In focusing on accountability with high-stakes standardized testing, policymakers have been looking at the tables, not the floor. With the best of intentions, these policymakers wanted to expose and thereby close the difference in levels of achievement in reading and math between children from low- and middle-income homes through regular testing. But what they have accomplished with all this testing in reading and math is merely the repeated exposure of the difference in such levels of achievement. They have not closed the gap. Moreover, in the process, as former Secretary of Education Arne Duncan, a chief advocate of high-stakes accountability, put it, such testing in reading and math has been "sucking the oxygen out of the room in a lot of schools."  This testing has meant not only mind-numbing test prep in reading and math. It has also crowded out time for art, music, crafts, phys ed, and even history and science in the name of such test prep. Yet not until we address the underlying problem of poverty will our schools function as they should. 

DB: Now that the fervor for testing and charterization appears to have ebbed somewhat, what should communities fighting for education justice focus on? What do you see on the educational horizon?

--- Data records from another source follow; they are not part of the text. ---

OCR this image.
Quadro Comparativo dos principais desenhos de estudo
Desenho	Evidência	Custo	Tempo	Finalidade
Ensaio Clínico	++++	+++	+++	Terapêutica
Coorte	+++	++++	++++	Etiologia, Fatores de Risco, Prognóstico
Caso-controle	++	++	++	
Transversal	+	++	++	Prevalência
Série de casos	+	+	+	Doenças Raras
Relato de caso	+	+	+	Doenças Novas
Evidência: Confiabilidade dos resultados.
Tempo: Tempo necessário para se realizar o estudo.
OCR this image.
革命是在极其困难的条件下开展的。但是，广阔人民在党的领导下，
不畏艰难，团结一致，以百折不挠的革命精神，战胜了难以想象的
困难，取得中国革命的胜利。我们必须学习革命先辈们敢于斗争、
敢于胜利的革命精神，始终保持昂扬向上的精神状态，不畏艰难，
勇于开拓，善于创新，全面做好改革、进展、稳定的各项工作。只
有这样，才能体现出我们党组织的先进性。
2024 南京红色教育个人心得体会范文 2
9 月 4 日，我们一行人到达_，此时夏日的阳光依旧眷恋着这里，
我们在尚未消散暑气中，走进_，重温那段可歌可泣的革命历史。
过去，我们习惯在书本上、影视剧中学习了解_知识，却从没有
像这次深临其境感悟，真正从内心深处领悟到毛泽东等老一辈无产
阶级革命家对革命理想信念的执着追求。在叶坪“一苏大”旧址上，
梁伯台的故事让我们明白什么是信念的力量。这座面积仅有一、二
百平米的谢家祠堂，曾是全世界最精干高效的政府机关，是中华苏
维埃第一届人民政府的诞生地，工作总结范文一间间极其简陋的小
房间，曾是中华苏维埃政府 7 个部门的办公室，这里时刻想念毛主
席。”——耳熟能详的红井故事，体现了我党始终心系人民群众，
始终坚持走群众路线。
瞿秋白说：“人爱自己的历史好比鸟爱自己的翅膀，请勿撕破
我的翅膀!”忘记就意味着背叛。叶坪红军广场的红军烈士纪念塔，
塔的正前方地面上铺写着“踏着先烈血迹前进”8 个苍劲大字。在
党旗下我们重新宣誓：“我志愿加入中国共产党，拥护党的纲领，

SA: Beyond the objectives I've already mentioned--from boosting teacher pay and lowering class sizes to funding high-quality preschool and better school lunches--I think we have to carry on the fight for more equal spending. This cause famously went to the Supreme Court in 1973 in San Antonio v. Rodriguez but lost, with Justice Lewis Powell writing for the 5-4 majority that the plaintiffs' contention for equal per-pupil spending rested on too loose a reading of the "equal protection" clause of the Fourteenth Amendment. On account of that decision, the pursuit of equal spending was deputized to the states. About 20 states have since succeeded in leveling the amount of funding but only to a degree. Even in these states with equalization formulas, wealthy districts can, for example, do work-arounds by issuing bonds for capital improvements. As  Jonathan Kozol has put it, the way we fund schools in the United States has led to "savage inequalities." No other western democracy operates its schools in this manner. Had Hillary Clinton won the election, advocates of equal funding like Michael Rebell would have tried to relitigate San Antonio v. Rodriguez. And Rebell and his allies still might try. But with Neil Gorsuch and Brett Kavanaugh taking seats on the Supreme Court, the battle might be futile. It still must nevertheless be fought at the state level. 

DB: What's one idea democratic socialists should understand about education in the United States today?. 

SA: "It's not the tables, it's the floor."